Standing before a judge, Susan Burton was about to be sentenced for possession and use of drugs. At this point in her life, she knew she needed help. She bared her soul and told the court about the death of her five-year old son -- how that trauma led her to numb the pain of his loss. She begged to be sent to treatment rather than prison. However, once again, she was handcuffed and sent away.

According to a 2016 Vera Institute of Justice Study, women are the fastest growing incarcerated population. It notes that “they are disproportionately people of color, overwhelmingly poor and low-income, survivors of violence and trauma, and have high rates of physical and mental illness and substance use.”

After her sixth release from incarceration, Burton was able to access treatment services in an affluent area of Los Angeles. It was there she experienced compassion and support which led to self-awareness that the trauma experienced throughout her life led her to deaden this pain through alcohol and drugs.

During her recovery, she wondered why she had never been offered this opportunity before. Why was she sent to prison over and over when what she really needed was help? 

Susan Burton
ANWOL Founder Susan Burton [Photo credit: ANWOL]

Burton became determined to bring similar resources to low-income areas where she knew other women were routinely sent away in shackles rather than supported in recovery. It was then that A New Way of Life Reentry Project (ANWOL) was birthed in 1998.

Through a network of 11 safe homes with a 12th on the way, ANWOL will soon be able to house up to 99 women, along with their children, at any given time.

According to the California Legislative Analyst’s Office, in 2021-2022, it cost an average of about $106,000 per year to incarcerate a person in prison in California. At A New Way of Life, through our safe housing services, we are able to provide compassionate, effective resources for less than one-half the cost of incarceration. 

Women are provided with pickups from jail or prison, transportation to appointments, referrals to community services/assistance, and advocacy to navigate those systems. They receive all the necessities for daily living, including healthy meals, clothing, and toiletries. They are provided with access to onsite 12-step recovery programs, family reunification services, personal/family counseling, job training, employment/educational opportunities, legal services, computer training, personal/leadership development, financial planning, communication-building workshops, and permanent housing -- all designed to facilitate self- sufficiency. 

During their early residency and when they prepare to transition to permanent housing, women residents can access our household goods distribution center. Through a relationship with a major retailer, we receive donations of high-quality items. Residents can “shop” for everything from towels, sheets and comforters to baby blankets, toasters, lamps, space heaters, trashcans, dinnerware, silverware, pots, and pans. After their stay at ANWOL, many women are moving to permanent housing for the first time in their lives. The distribution center helps them acquire items needed to furnish their new homes. 

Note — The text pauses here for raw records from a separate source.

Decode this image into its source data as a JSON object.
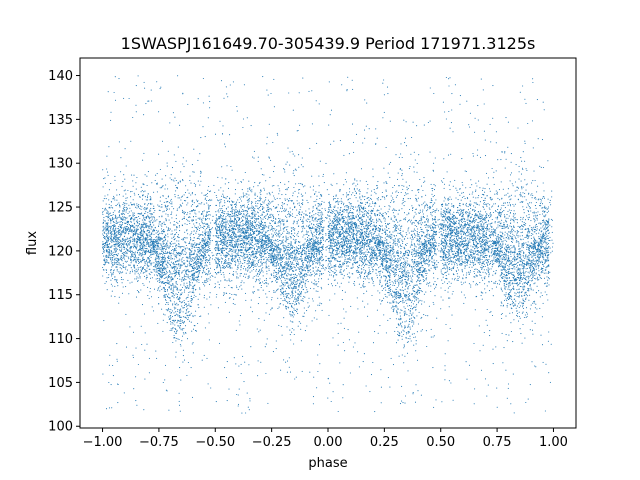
{
  "chart_data": {
    "type": "scatter",
    "title": "1SWASPJ161649.70-305439.9 Period 171971.3125s",
    "xlabel": "phase",
    "ylabel": "flux",
    "xlim": [
      -1.1,
      1.1
    ],
    "ylim": [
      99.8,
      142
    ],
    "xticks": [
      -1.0,
      -0.75,
      -0.5,
      -0.25,
      0.0,
      0.25,
      0.5,
      0.75,
      1.0
    ],
    "xtick_labels": [
      "−1.00",
      "−0.75",
      "−0.50",
      "−0.25",
      "0.00",
      "0.25",
      "0.50",
      "0.75",
      "1.00"
    ],
    "yticks": [
      100,
      105,
      110,
      115,
      120,
      125,
      130,
      135,
      140
    ],
    "ytick_labels": [
      "100",
      "105",
      "110",
      "115",
      "120",
      "125",
      "130",
      "135",
      "140"
    ],
    "grid": false,
    "legend": "none",
    "point_color": "#1f77b4",
    "n_points_approx": 14000,
    "distribution": {
      "baseline_flux": 121.5,
      "core_spread": 2.5,
      "dips": [
        {
          "phase": -0.66,
          "depth": 7,
          "width": 0.06
        },
        {
          "phase": -0.16,
          "depth": 5,
          "width": 0.06
        },
        {
          "phase": 0.34,
          "depth": 7,
          "width": 0.06
        },
        {
          "phase": 0.84,
          "depth": 5,
          "width": 0.06
        }
      ],
      "gaps": [
        {
          "phase": -0.51,
          "width": 0.02
        },
        {
          "phase": -0.01,
          "width": 0.02
        },
        {
          "phase": 0.49,
          "width": 0.02
        },
        {
          "phase": 0.99,
          "width": 0.02
        }
      ]
    }
  }
}
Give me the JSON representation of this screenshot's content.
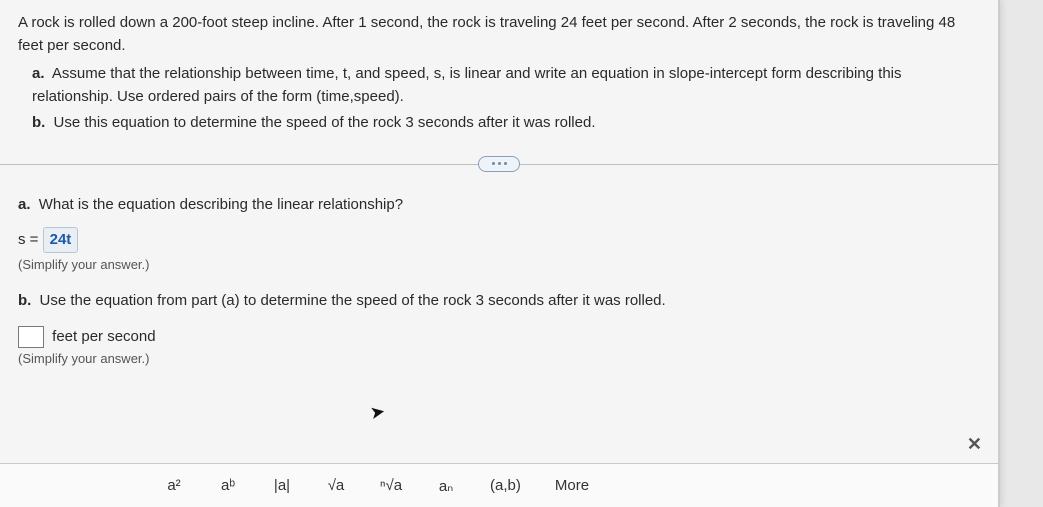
{
  "question": {
    "intro": "A rock is rolled down a 200-foot steep incline. After 1 second, the rock is traveling 24 feet per second. After 2 seconds, the rock is traveling 48 feet per second.",
    "parts": [
      {
        "label": "a.",
        "text": "Assume that the relationship between time, t, and speed, s, is linear and write an equation in slope-intercept form describing this relationship. Use ordered pairs of the form (time,speed)."
      },
      {
        "label": "b.",
        "text": "Use this equation to determine the speed of the rock 3 seconds after it was rolled."
      }
    ]
  },
  "answers": {
    "a": {
      "prompt_label": "a.",
      "prompt": "What is the equation describing the linear relationship?",
      "eq_lhs": "s =",
      "eq_value": "24t",
      "hint": "(Simplify your answer.)"
    },
    "b": {
      "prompt_label": "b.",
      "prompt": "Use the equation from part (a) to determine the speed of the rock 3 seconds after it was rolled.",
      "unit_text": "feet per second",
      "hint": "(Simplify your answer.)"
    }
  },
  "toolbar": {
    "items": [
      "a²",
      "aᵇ",
      "|a|",
      "√a",
      "ⁿ√a",
      "aₙ",
      "(a,b)"
    ],
    "more": "More"
  },
  "close": "✕"
}
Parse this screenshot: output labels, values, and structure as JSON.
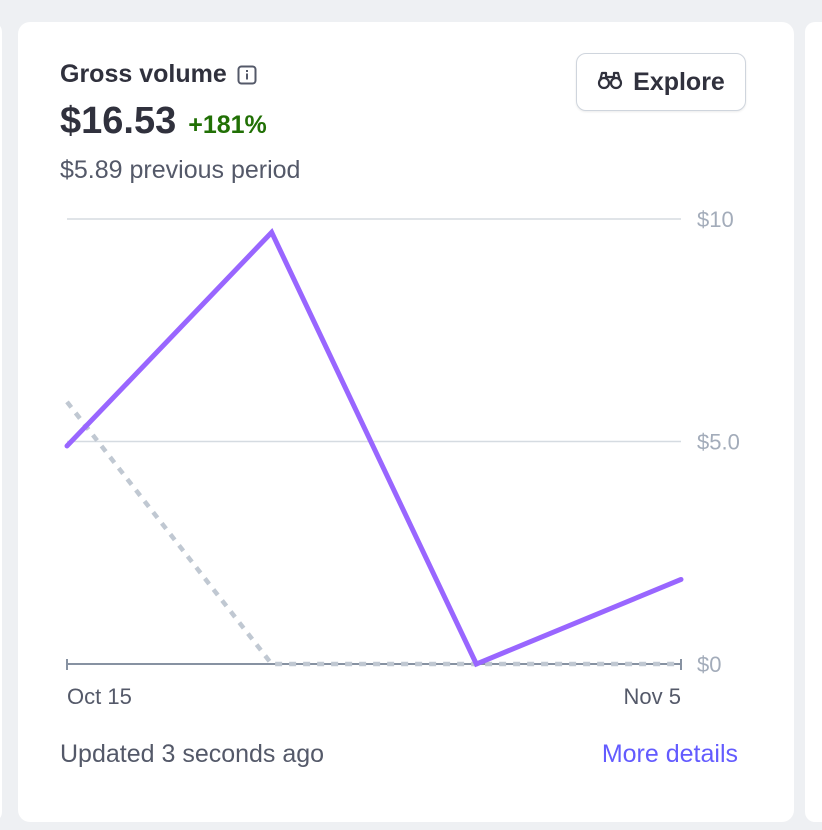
{
  "card": {
    "title": "Gross volume",
    "value": "$16.53",
    "change": "+181%",
    "previous_period": "$5.89 previous period",
    "explore_label": "Explore",
    "updated_text": "Updated 3 seconds ago",
    "more_details_label": "More details"
  },
  "colors": {
    "current_series": "#9966ff",
    "previous_series": "#c0c8d2",
    "positive_change": "#217005",
    "link": "#635bff"
  },
  "chart_data": {
    "type": "line",
    "x_tick_labels": [
      "Oct 15",
      "Nov 5"
    ],
    "y_tick_labels": [
      "$10",
      "$5.0",
      "$0"
    ],
    "y_ticks": [
      10,
      5,
      0
    ],
    "ylim": [
      0,
      10
    ],
    "grid": true,
    "x": [
      0,
      1,
      2,
      3
    ],
    "series": [
      {
        "values": [
          4.9,
          9.7,
          0.0,
          1.9
        ],
        "style": "solid",
        "color": "#9966ff"
      },
      {
        "values": [
          5.89,
          0.0,
          0.0,
          0.0
        ],
        "style": "dotted",
        "color": "#c0c8d2"
      }
    ]
  }
}
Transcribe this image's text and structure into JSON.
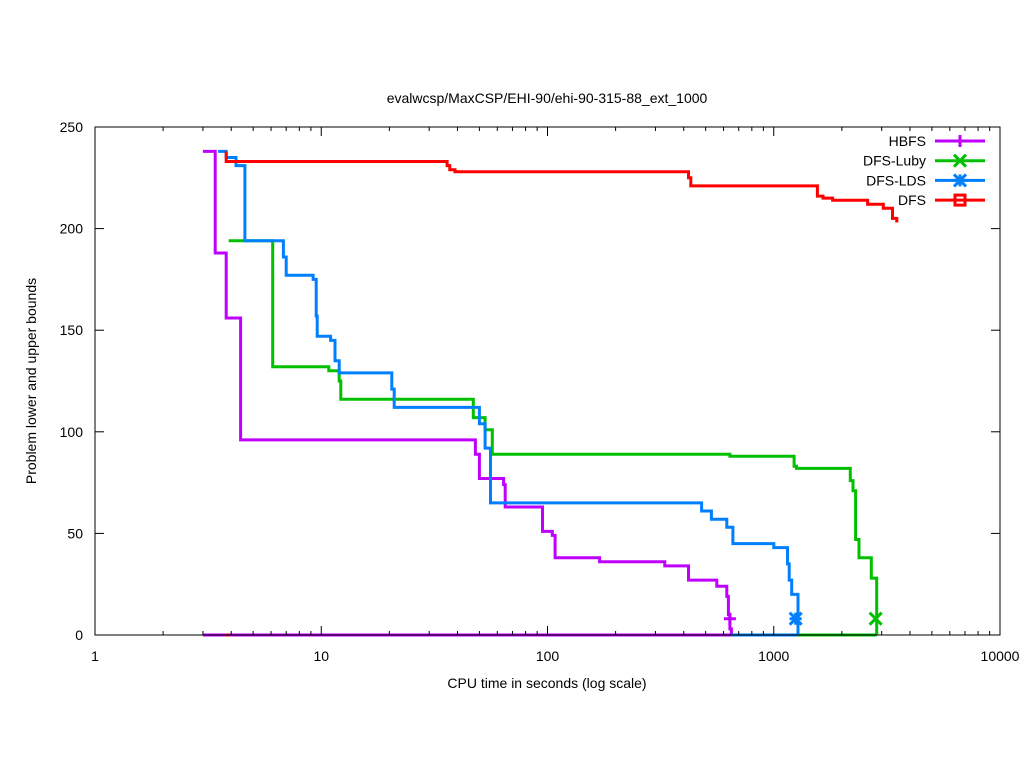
{
  "chart_data": {
    "type": "line",
    "step": true,
    "title": "evalwcsp/MaxCSP/EHI-90/ehi-90-315-88_ext_1000",
    "xlabel": "CPU time in seconds (log scale)",
    "ylabel": "Problem lower and upper bounds",
    "xscale": "log",
    "xlim": [
      1,
      10000
    ],
    "ylim": [
      0,
      250
    ],
    "xticks": [
      1,
      10,
      100,
      1000,
      10000
    ],
    "xtick_labels": [
      "1",
      "10",
      "100",
      "1000",
      "10000"
    ],
    "yticks": [
      0,
      50,
      100,
      150,
      200,
      250
    ],
    "ytick_labels": [
      "0",
      "50",
      "100",
      "150",
      "200",
      "250"
    ],
    "grid": false,
    "legend_position": "top-right",
    "series": [
      {
        "name": "HBFS",
        "color": "#bf00ff",
        "marker": "plus",
        "upper": [
          [
            3.0,
            238
          ],
          [
            3.4,
            238
          ],
          [
            3.4,
            188
          ],
          [
            3.8,
            188
          ],
          [
            3.8,
            156
          ],
          [
            4.4,
            156
          ],
          [
            4.4,
            96
          ],
          [
            48,
            96
          ],
          [
            48,
            89
          ],
          [
            50,
            89
          ],
          [
            50,
            77
          ],
          [
            64,
            77
          ],
          [
            64,
            74
          ],
          [
            65,
            74
          ],
          [
            65,
            63
          ],
          [
            95,
            63
          ],
          [
            95,
            51
          ],
          [
            105,
            51
          ],
          [
            105,
            49
          ],
          [
            108,
            49
          ],
          [
            108,
            38
          ],
          [
            170,
            38
          ],
          [
            170,
            36
          ],
          [
            330,
            36
          ],
          [
            330,
            34
          ],
          [
            420,
            34
          ],
          [
            420,
            27
          ],
          [
            560,
            27
          ],
          [
            560,
            24
          ],
          [
            620,
            24
          ],
          [
            620,
            19
          ],
          [
            630,
            19
          ],
          [
            630,
            10
          ],
          [
            640,
            10
          ],
          [
            640,
            3
          ],
          [
            650,
            3
          ],
          [
            650,
            0
          ]
        ],
        "lower": [
          [
            3.0,
            0
          ],
          [
            650,
            0
          ]
        ],
        "end_point": [
          640,
          8
        ]
      },
      {
        "name": "DFS-Luby",
        "color": "#00c000",
        "marker": "cross",
        "upper": [
          [
            3.9,
            194
          ],
          [
            6.1,
            194
          ],
          [
            6.1,
            132
          ],
          [
            10.8,
            132
          ],
          [
            10.8,
            130
          ],
          [
            12.0,
            130
          ],
          [
            12.0,
            125
          ],
          [
            12.2,
            125
          ],
          [
            12.2,
            116
          ],
          [
            47,
            116
          ],
          [
            47,
            107
          ],
          [
            53,
            107
          ],
          [
            53,
            101
          ],
          [
            57,
            101
          ],
          [
            57,
            89
          ],
          [
            640,
            89
          ],
          [
            640,
            88
          ],
          [
            1230,
            88
          ],
          [
            1230,
            83
          ],
          [
            1260,
            83
          ],
          [
            1260,
            82
          ],
          [
            2180,
            82
          ],
          [
            2180,
            76
          ],
          [
            2240,
            76
          ],
          [
            2240,
            71
          ],
          [
            2300,
            71
          ],
          [
            2300,
            47
          ],
          [
            2380,
            47
          ],
          [
            2380,
            38
          ],
          [
            2700,
            38
          ],
          [
            2700,
            28
          ],
          [
            2850,
            28
          ],
          [
            2850,
            0
          ]
        ],
        "lower": [
          [
            1260,
            0
          ],
          [
            2850,
            0
          ]
        ],
        "end_point": [
          2820,
          8
        ]
      },
      {
        "name": "DFS-LDS",
        "color": "#0080ff",
        "marker": "star",
        "upper": [
          [
            3.5,
            238
          ],
          [
            3.8,
            238
          ],
          [
            3.8,
            235
          ],
          [
            4.2,
            235
          ],
          [
            4.2,
            231
          ],
          [
            4.6,
            231
          ],
          [
            4.6,
            194
          ],
          [
            6.8,
            194
          ],
          [
            6.8,
            186
          ],
          [
            7.0,
            186
          ],
          [
            7.0,
            177
          ],
          [
            9.2,
            177
          ],
          [
            9.2,
            175
          ],
          [
            9.5,
            175
          ],
          [
            9.5,
            157
          ],
          [
            9.6,
            157
          ],
          [
            9.6,
            147
          ],
          [
            11.0,
            147
          ],
          [
            11.0,
            145
          ],
          [
            11.5,
            145
          ],
          [
            11.5,
            135
          ],
          [
            12.0,
            135
          ],
          [
            12.0,
            129
          ],
          [
            20.5,
            129
          ],
          [
            20.5,
            121
          ],
          [
            21.0,
            121
          ],
          [
            21.0,
            112
          ],
          [
            50,
            112
          ],
          [
            50,
            104
          ],
          [
            53,
            104
          ],
          [
            53,
            92
          ],
          [
            56,
            92
          ],
          [
            56,
            65
          ],
          [
            480,
            65
          ],
          [
            480,
            61
          ],
          [
            530,
            61
          ],
          [
            530,
            57
          ],
          [
            620,
            57
          ],
          [
            620,
            53
          ],
          [
            660,
            53
          ],
          [
            660,
            45
          ],
          [
            1000,
            45
          ],
          [
            1000,
            43
          ],
          [
            1150,
            43
          ],
          [
            1150,
            35
          ],
          [
            1170,
            35
          ],
          [
            1170,
            27
          ],
          [
            1200,
            27
          ],
          [
            1200,
            20
          ],
          [
            1280,
            20
          ],
          [
            1280,
            0
          ]
        ],
        "lower": [
          [
            650,
            0
          ],
          [
            1280,
            0
          ]
        ],
        "end_point": [
          1250,
          8
        ]
      },
      {
        "name": "DFS",
        "color": "#ff0000",
        "marker": "square",
        "upper": [
          [
            3.8,
            238
          ],
          [
            3.8,
            233
          ],
          [
            36,
            233
          ],
          [
            36,
            231
          ],
          [
            37,
            231
          ],
          [
            37,
            229
          ],
          [
            39,
            229
          ],
          [
            39,
            228
          ],
          [
            420,
            228
          ],
          [
            420,
            225
          ],
          [
            430,
            225
          ],
          [
            430,
            221
          ],
          [
            1560,
            221
          ],
          [
            1560,
            216
          ],
          [
            1650,
            216
          ],
          [
            1650,
            215
          ],
          [
            1820,
            215
          ],
          [
            1820,
            214
          ],
          [
            2600,
            214
          ],
          [
            2600,
            212
          ],
          [
            3050,
            212
          ],
          [
            3050,
            210
          ],
          [
            3350,
            210
          ],
          [
            3350,
            205
          ],
          [
            3500,
            205
          ],
          [
            3500,
            203
          ]
        ],
        "lower": [
          [
            3.8,
            0
          ],
          [
            3.9,
            0
          ]
        ]
      }
    ]
  }
}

ANWOL resident Chantell reunited with her daughter [Photo credit: ANWOL]

Women separated from their children while incarcerated are further aided through our family integrity project. Our staff and legal team assist clients through every step of their journey to reunification. Our legal clinic increases access to employment for community members. Assisted by trained volunteers, our staff attorneys provide pro bono legal counsel and representation to help clients expunge criminal records, obtain occupational licenses, and access relief as authorized by California criminal justice reforms, such as Propositions 47 and 64.

Through the Sisterhood Alliance for Freedom and Equality (SAFE) Housing Network, ANWOL’s model is being taught, embraced, and implemented throughout the nation and in Africa. With education, leadership development, storytelling, civic engagement, and advocacy opportunities offered through the Women Organizing for Justice & Opportunity (WOJO) Leadership Lab, Testif-i, and All of Us or None-Southern California (AOUON-SC), we inspire and uplift formerly incarcerated individuals to speak out and advocate for the restoration of their civil rights. 

Since our founding in 1998, more than 1,400 women and children have found safety and support in our safe homes. More than 400 women have been reunited with their children. A minimum of eight out of every 10 women served annually meet benchmarks identified as necessary to successfully reenter the community after periods of incarceration.

Since its inception in 2007, our legal department has successfully cleared pathways to employment through filing more than 10,800 post-conviction relief petitions. An average of over 80% of petitions have been approved.

As a result of our leadership-building activities, hundreds more have been empowered to speak in advocacy around issues that directly affect their lives.